After all, the company's 2009 investment in Netflix (NASDAQ:NFLX) rival, Hulu was not exactly a breakout success, nor was its 2010 foray into social media gaming. Disney undoubtedly took a hit after dropping $563 million on Playdom - luckily, the company who gave you Mickey Mouse can afford the chance.
Last year, Disney bought Lucasfilm, giving it the rights to the Star Wars franchise, amongst others, and it struck a deal with Netflix, which is estimated to be worth around $300 million a year for Disney. The pact gives the popular streaming video provider the exclusive rights to air Disney movies eight months after they hit the theaters, and gives Disney some wiggle room to figure out how it wants to digitize its content and the most profitable way to deliver.
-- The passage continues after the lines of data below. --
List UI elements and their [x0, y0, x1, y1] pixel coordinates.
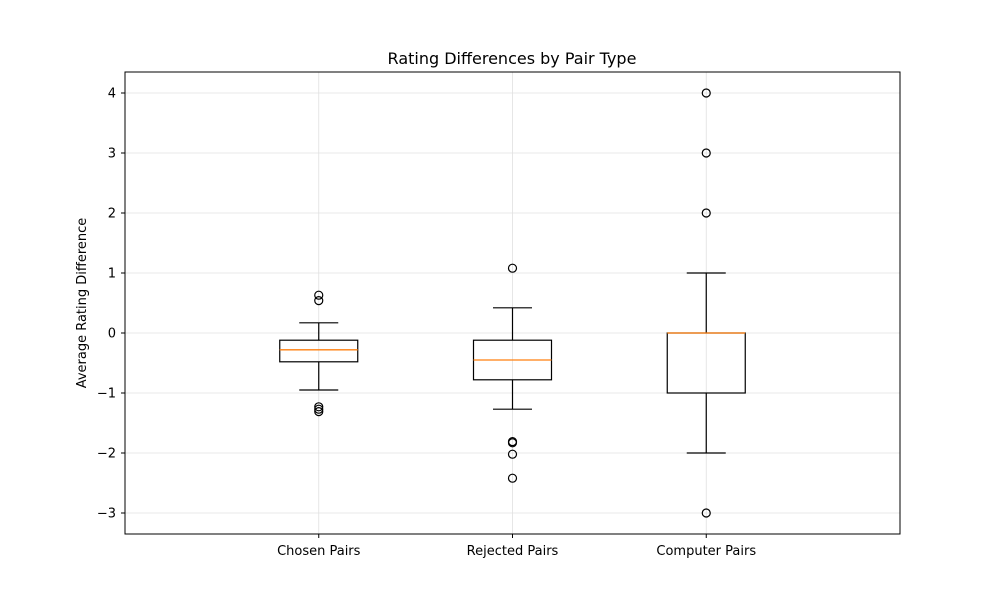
outlier-point [314, 296, 324, 306]
iqr-box [279, 339, 359, 363]
outlier-point [701, 148, 711, 158]
y-tick-label: −3 [97, 507, 116, 522]
y-tick-label: 3 [108, 147, 116, 162]
outlier-point [314, 290, 324, 300]
x-tick-label: Chosen Pairs [277, 544, 361, 559]
tick-layer: −3 −2 −1 0 1 2 3 4 Chosen Pairs Rejected Pairs Com… [97, 87, 756, 560]
outlier-point [314, 407, 324, 417]
y-tick-label: −1 [97, 387, 116, 402]
y-tick-label: 1 [108, 267, 116, 282]
y-axis-label: Average Rating Difference [75, 218, 90, 389]
outlier-point [507, 263, 518, 273]
y-tick-label: 0 [108, 327, 116, 342]
y-tick-label: 2 [108, 207, 116, 222]
y-tick-label: 4 [108, 87, 116, 102]
box-group [279, 290, 359, 417]
x-tick-label: Computer Pairs [656, 544, 756, 559]
outlier-point [314, 404, 324, 414]
box-group [666, 88, 746, 518]
chart-title: Rating Differences by Pair Type [388, 49, 637, 68]
box-layer [279, 88, 746, 518]
outlier-point [507, 438, 518, 448]
outlier-point [507, 449, 518, 459]
outlier-point [701, 208, 711, 218]
box-group [472, 263, 553, 483]
x-tick-label: Rejected Pairs [467, 544, 559, 559]
outlier-point [701, 88, 711, 98]
outlier-point [701, 508, 711, 518]
outlier-point [507, 473, 518, 483]
y-tick-label: −2 [97, 447, 116, 462]
outlier-point [314, 402, 324, 412]
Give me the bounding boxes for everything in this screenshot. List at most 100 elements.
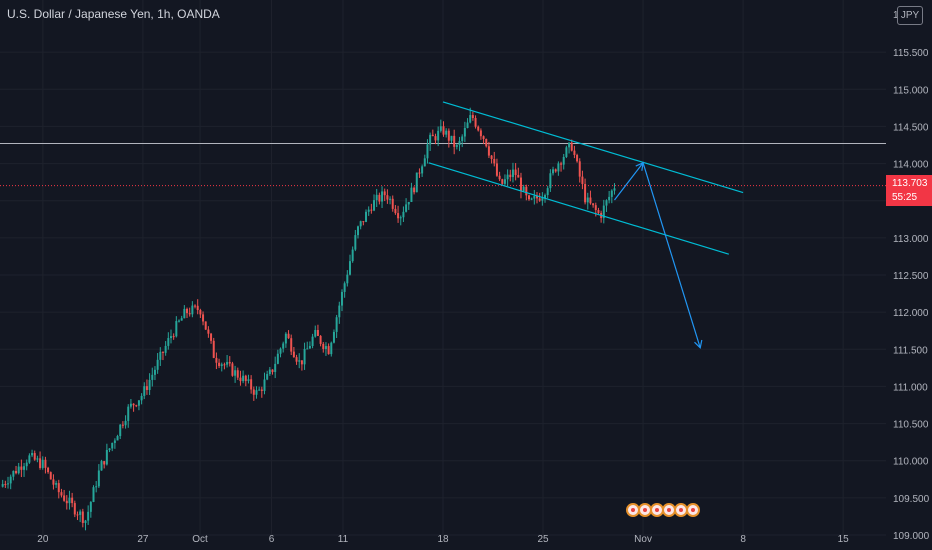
candle xyxy=(169,329,172,344)
last-price-tag: 113.703 55:25 xyxy=(886,175,932,206)
candle xyxy=(31,449,34,458)
candle xyxy=(351,246,354,263)
candle xyxy=(260,386,263,398)
candle xyxy=(119,424,122,440)
time-tick-label: Nov xyxy=(634,534,652,545)
candle xyxy=(487,141,490,159)
candle xyxy=(178,319,181,323)
candle xyxy=(370,203,373,214)
candle xyxy=(335,314,338,338)
currency-button[interactable]: JPY xyxy=(897,6,923,25)
candle xyxy=(226,355,229,368)
candle xyxy=(509,169,512,182)
candle xyxy=(223,362,226,370)
candle xyxy=(231,361,234,377)
candle xyxy=(533,189,536,205)
candle xyxy=(348,254,351,276)
candle xyxy=(381,186,384,208)
time-tick-label: 18 xyxy=(437,534,449,545)
candle xyxy=(23,462,26,477)
candle xyxy=(196,299,199,315)
candle xyxy=(79,509,82,523)
channel-lower-line[interactable] xyxy=(428,162,729,255)
time-tick-label: 8 xyxy=(740,534,746,545)
candle xyxy=(399,215,402,226)
candle xyxy=(244,374,247,387)
candle xyxy=(308,341,311,349)
candle xyxy=(210,332,213,344)
candle xyxy=(357,225,360,239)
candle xyxy=(250,375,253,394)
candle xyxy=(530,197,533,201)
candle xyxy=(562,153,565,170)
candle xyxy=(423,154,426,167)
channel-upper-line[interactable] xyxy=(442,101,744,194)
candle xyxy=(159,347,162,366)
candle xyxy=(538,192,541,202)
price-tick-label: 115.500 xyxy=(893,48,929,59)
candle xyxy=(346,270,349,287)
candles xyxy=(1,107,616,531)
candle xyxy=(421,164,424,177)
candle xyxy=(343,281,346,298)
price-tick-label: 111.500 xyxy=(893,345,928,356)
candle xyxy=(407,201,410,210)
candle xyxy=(113,438,116,449)
candle xyxy=(365,209,368,223)
candle xyxy=(239,370,242,386)
candle xyxy=(431,129,434,137)
candle xyxy=(367,206,370,216)
candle xyxy=(234,365,237,383)
candle xyxy=(153,366,156,381)
candle xyxy=(418,168,421,178)
candle xyxy=(49,471,52,480)
candle xyxy=(413,186,416,195)
candle xyxy=(322,342,325,353)
candle xyxy=(290,334,293,356)
candle xyxy=(228,356,231,367)
candle xyxy=(405,198,408,213)
candle xyxy=(7,476,10,489)
candle xyxy=(279,347,282,358)
candle xyxy=(20,459,23,478)
projection-arrow[interactable] xyxy=(614,161,701,348)
candle xyxy=(576,153,579,163)
candle xyxy=(316,324,319,337)
candle xyxy=(327,343,330,355)
time-scale[interactable]: 20 27 Oct 6 11 18 25 Nov 8 15 xyxy=(37,534,849,545)
candle xyxy=(519,172,522,199)
candle xyxy=(394,205,397,215)
candle xyxy=(554,168,557,173)
price-tick-label: 115.000 xyxy=(893,85,929,96)
candle xyxy=(447,128,450,148)
economic-event-icon[interactable] xyxy=(662,503,676,517)
candle xyxy=(111,442,114,452)
candle xyxy=(527,194,530,201)
candle xyxy=(151,367,154,387)
candle xyxy=(57,479,60,499)
candle xyxy=(506,169,509,186)
candle xyxy=(402,206,405,222)
price-tick-label: 114.500 xyxy=(893,122,929,133)
candle xyxy=(298,353,301,369)
candle xyxy=(84,519,87,531)
candle xyxy=(55,480,58,488)
candle xyxy=(266,370,269,381)
candle xyxy=(570,139,573,152)
candle xyxy=(9,474,12,490)
candle xyxy=(87,505,90,525)
candle xyxy=(255,386,258,399)
candle xyxy=(303,342,306,370)
candle xyxy=(247,374,250,384)
candle xyxy=(522,184,525,192)
economic-event-icon[interactable] xyxy=(686,503,700,517)
candle xyxy=(386,189,389,204)
candle xyxy=(557,161,560,176)
time-tick-label: 27 xyxy=(137,534,149,545)
candle xyxy=(199,308,202,319)
candle xyxy=(172,333,175,340)
price-scale[interactable]: 109.000 109.500 110.000 110.500 111.000 111.5… xyxy=(893,48,930,542)
candle xyxy=(314,325,317,338)
candle xyxy=(97,464,100,488)
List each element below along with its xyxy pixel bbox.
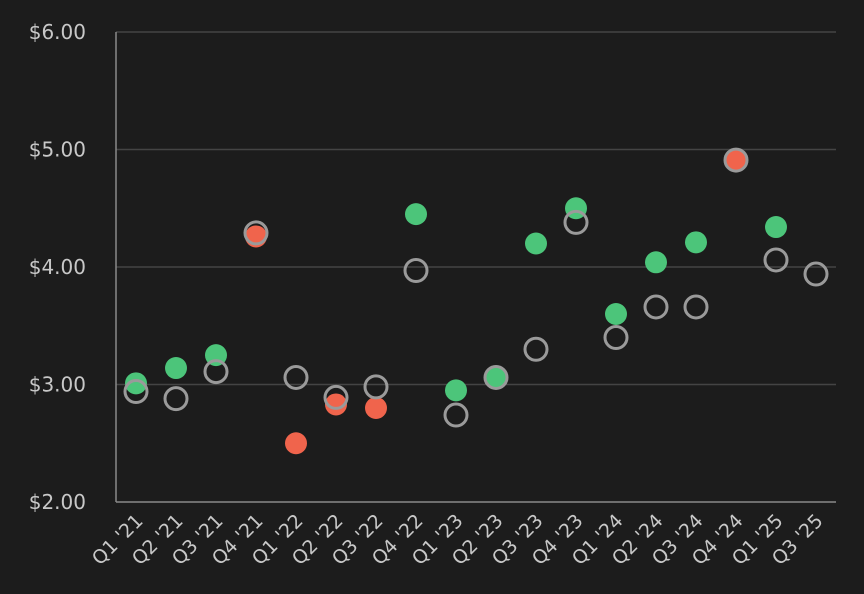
estimate-point xyxy=(243,220,269,246)
actual-point xyxy=(485,365,507,388)
y-tick-label: $3.00 xyxy=(29,373,86,397)
estimate-point xyxy=(403,258,429,284)
actual-point xyxy=(445,379,467,402)
actual-point xyxy=(765,216,787,239)
actual-point xyxy=(365,397,387,419)
actual-point xyxy=(525,232,547,255)
actual-point xyxy=(725,150,747,173)
y-tick-label: $5.00 xyxy=(29,138,86,162)
actual-point xyxy=(645,251,667,274)
actual-point xyxy=(165,357,187,380)
y-tick-label: $2.00 xyxy=(29,490,86,514)
actual-point xyxy=(125,372,147,395)
actual-point xyxy=(685,231,707,254)
actual-point xyxy=(405,203,427,226)
estimate-point xyxy=(723,147,749,173)
y-tick-label: $4.00 xyxy=(29,255,86,279)
estimate-point xyxy=(203,359,229,385)
actual-series xyxy=(125,150,787,455)
y-axis: $2.00 $3.00 $4.00 $5.00 $6.00 xyxy=(29,20,117,514)
estimate-point xyxy=(603,325,629,350)
estimate-point xyxy=(643,294,669,320)
estimate-point xyxy=(283,364,309,390)
estimate-point xyxy=(523,336,549,362)
gridlines xyxy=(116,31,836,386)
estimate-point xyxy=(763,247,789,273)
actual-point xyxy=(605,303,627,325)
actual-point xyxy=(285,432,307,455)
estimate-point xyxy=(563,209,589,235)
estimate-point xyxy=(483,364,509,390)
estimate-point xyxy=(323,384,349,410)
estimate-point xyxy=(803,261,829,287)
actual-point xyxy=(325,393,347,416)
estimate-point xyxy=(443,402,469,428)
y-tick-label: $6.00 xyxy=(29,20,86,44)
estimate-series xyxy=(123,147,829,428)
estimate-point xyxy=(683,294,709,320)
estimate-point xyxy=(363,374,389,400)
estimate-point xyxy=(163,386,189,412)
estimate-point xyxy=(123,379,149,405)
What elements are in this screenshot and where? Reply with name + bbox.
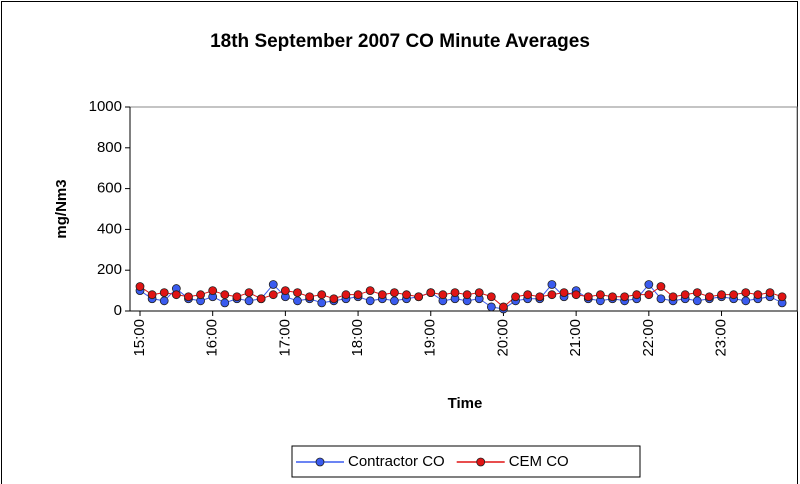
data-point [680, 290, 690, 300]
legend-marker [315, 457, 325, 467]
data-point [656, 294, 666, 304]
data-point [547, 290, 557, 300]
y-tick-label: 400 [97, 220, 122, 237]
data-point [474, 288, 484, 298]
plot-area [129, 106, 798, 312]
legend-marker [476, 457, 486, 467]
data-point [196, 290, 205, 300]
legend-label: Contractor CO [348, 453, 445, 470]
data-point [547, 280, 557, 289]
data-point [644, 280, 654, 289]
x-tick-label: 18:00 [349, 319, 366, 357]
data-point [135, 282, 145, 291]
data-point [692, 288, 702, 298]
y-tick-label: 200 [97, 261, 122, 278]
data-point [220, 298, 230, 308]
x-tick-label: 16:00 [204, 319, 221, 357]
x-tick-label: 19:00 [422, 319, 439, 357]
data-point [317, 290, 327, 300]
data-point [329, 294, 339, 304]
data-point [753, 290, 763, 300]
x-tick-label: 15:00 [131, 319, 148, 357]
data-point [293, 296, 302, 306]
x-tick-label: 17:00 [276, 319, 293, 357]
data-point [268, 280, 278, 289]
x-tick-label: 23:00 [712, 319, 729, 357]
data-point [559, 288, 569, 298]
data-point [644, 290, 654, 300]
data-point [608, 292, 617, 302]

Disney took a hit the day after the news hit that it had bought Maker Studios, going from over $80 per share at market open to a low of around $78 by lunchtime - but it recovered, and my bet is that the stock will continue to rise in the long run. Its share price is bound to be affected by such a large purchase, but this is a company that managed to nearly double its share price over the last two years, and there is no sign of that momentum slowing.
Disclosure: I have no positions in any stocks mentioned, and no plans to initiate any positions within the next 72 hours. I wrote this article myself, and it expresses my own opinions. I am not receiving compensation for it (other than from Seeking Alpha). I have no business relationship with any company whose stock is mentioned in this article.